La Bibbia ci dice: “Dio è amore” (1Gv 4,8), cioè comunicazione di se stesso. Prima di tutto, Dio è comunicazione di se stesso nella Trinità. Dio non è un Dio solitario, il Dio trinitario è comunione. L’aspetto esteriore di quest’amore e di questa comunicazione in se stessa è la misericordia. Essa è la fedeltà di Dio a se stesso, che è amore.

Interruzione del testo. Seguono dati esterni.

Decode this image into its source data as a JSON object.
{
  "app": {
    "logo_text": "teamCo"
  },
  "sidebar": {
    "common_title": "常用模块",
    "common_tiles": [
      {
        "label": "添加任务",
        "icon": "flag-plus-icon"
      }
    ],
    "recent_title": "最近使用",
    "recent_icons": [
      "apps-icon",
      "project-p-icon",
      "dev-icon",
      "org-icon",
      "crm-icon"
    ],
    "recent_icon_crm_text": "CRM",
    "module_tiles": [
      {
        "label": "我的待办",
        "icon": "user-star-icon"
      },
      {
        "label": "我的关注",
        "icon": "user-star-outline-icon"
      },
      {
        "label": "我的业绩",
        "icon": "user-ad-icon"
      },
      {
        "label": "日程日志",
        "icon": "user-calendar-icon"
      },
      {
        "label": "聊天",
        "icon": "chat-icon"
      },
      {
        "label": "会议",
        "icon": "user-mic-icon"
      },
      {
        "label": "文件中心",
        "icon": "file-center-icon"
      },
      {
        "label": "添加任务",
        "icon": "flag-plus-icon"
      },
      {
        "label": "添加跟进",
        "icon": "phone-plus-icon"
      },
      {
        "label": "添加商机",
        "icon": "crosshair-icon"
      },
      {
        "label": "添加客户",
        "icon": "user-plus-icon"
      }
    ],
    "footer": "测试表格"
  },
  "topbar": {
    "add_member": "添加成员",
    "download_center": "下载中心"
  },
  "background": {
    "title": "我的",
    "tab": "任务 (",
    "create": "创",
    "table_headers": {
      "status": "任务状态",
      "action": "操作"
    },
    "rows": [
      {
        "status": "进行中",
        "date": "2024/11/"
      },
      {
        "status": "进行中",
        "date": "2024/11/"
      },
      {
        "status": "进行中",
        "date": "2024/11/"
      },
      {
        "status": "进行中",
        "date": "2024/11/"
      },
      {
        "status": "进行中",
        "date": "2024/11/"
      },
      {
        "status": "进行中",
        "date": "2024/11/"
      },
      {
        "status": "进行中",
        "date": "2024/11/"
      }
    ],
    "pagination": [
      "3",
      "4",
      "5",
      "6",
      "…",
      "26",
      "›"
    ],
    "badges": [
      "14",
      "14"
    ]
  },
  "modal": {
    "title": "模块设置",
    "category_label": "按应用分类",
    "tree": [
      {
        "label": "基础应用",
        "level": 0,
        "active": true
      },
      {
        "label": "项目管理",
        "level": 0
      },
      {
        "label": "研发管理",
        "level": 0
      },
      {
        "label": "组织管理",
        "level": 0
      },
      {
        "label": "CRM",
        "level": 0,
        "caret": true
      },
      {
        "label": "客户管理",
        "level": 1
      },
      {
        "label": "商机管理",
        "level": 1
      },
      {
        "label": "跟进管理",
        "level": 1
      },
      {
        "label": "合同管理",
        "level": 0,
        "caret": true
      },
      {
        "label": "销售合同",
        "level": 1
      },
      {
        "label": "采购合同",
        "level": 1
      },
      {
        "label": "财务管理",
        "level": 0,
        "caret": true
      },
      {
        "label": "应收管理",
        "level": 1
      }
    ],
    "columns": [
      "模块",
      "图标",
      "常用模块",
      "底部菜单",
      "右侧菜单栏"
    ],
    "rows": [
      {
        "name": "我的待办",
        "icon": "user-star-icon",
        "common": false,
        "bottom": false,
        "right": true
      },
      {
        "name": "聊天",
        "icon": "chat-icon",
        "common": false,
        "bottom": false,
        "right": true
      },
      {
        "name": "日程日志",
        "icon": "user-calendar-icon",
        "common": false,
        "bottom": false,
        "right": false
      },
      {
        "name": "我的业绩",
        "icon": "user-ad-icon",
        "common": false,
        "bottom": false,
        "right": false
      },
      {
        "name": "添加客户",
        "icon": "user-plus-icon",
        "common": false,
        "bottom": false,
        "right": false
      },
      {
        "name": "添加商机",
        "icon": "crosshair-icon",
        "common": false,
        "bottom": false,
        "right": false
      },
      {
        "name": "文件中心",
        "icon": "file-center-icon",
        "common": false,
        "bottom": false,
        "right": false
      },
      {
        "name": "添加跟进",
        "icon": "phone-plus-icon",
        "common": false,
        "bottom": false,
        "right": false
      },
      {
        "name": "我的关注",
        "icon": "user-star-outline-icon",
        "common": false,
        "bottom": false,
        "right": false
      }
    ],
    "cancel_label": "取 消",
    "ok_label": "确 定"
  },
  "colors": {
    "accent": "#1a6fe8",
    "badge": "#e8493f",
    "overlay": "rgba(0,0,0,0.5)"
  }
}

Poiché Dio è fedele a se stesso, egli vuole comunicare il suo essere prima nella creazione, poi nella storia della salvezza; egli non può fare altrimenti che perdonare e dare una nuova chance a ogni peccatore che si pente e si converte … Nella sua misericordia Dio apre il suo cuore e ci lascia guardare nel suo cuore. Così papa Francesco, quando gli ho dato il libro sulla misericordia solo qualche giorno dopo che era stato pubblicato in traduzione spagnola, mi ha detto: “Misericordia, questo è il nome del nostro Dio!”.

 

L’affermazione: “Dio è misericordia” significa che Dio ha un cuore per i miseri. Egli non è un Dio, per così dire, sopra le nuvole, disinteressato al destino degli uomini, ma piuttosto si lascia commuovere e toccare dalla miseria dell’uomo. Egli è un Dio compassionevole, un Dio “simpatico” (nel senso originale di questa parola) … A causa della sua sovranità nella carità Dio si lascia commuovere e toccare dalla miseria dell’uomo …

Credere in questo Dio della misericordia non vuol dire credere che un Dio in qualche modo esista, forse da qualche parte sopra le nuvole. No, se Dio misericordioso esiste, questo cambia tutta la mia vita! Il principio fondamentale della Bibbia per la vita del cristiano suona: “Essere imitatore di Dio” (cf. Ef 5,1). Siamo chiamati a imitare Dio. In questo senso Gesù dice: “Siate perfetti sul modello di Dio” (Mt 5,48).

In questo senso, nel primo e più grande comandamento, l’amore con Dio e l’amore con il nostro prossimo sono inscindibilmente connessi (cf. Mt 22,34-40). Nessuno può amare Dio senza amare anche il suo prossimo (cf. 1Gv 4,20;3,10-18). Ecco la centralità del discorso della montagna: “Beati i misericordiosi” (Mt 5,7). Nel suo discorso sull’ultimo giudizio, Gesù conosce solo un criterio: il nostro comportamento con gli affamati, gli assetati, gli ignudi, gli ammalati, i prigionieri... Gesù non ci domanderà se avremo rispettato il sesto comandamento. Certo, anche quello è importante, perché anche quello fa riferimento al rispetto degli altri, cioè al vero amore, che è altra cosa dal piacere e dal soddisfare i propri desideri. Eppure, decisivi saranno solo l’amore e la misericordia. Solo l’amore e la misericordia saranno l’unica cosa che potremo portare con noi e presentare al giudizio di Gesù. Perché nei poveri incontriamo Gesù stesso, e lui ci riconoscerà quando lo incontreremo (cf. Mt 25,31-46).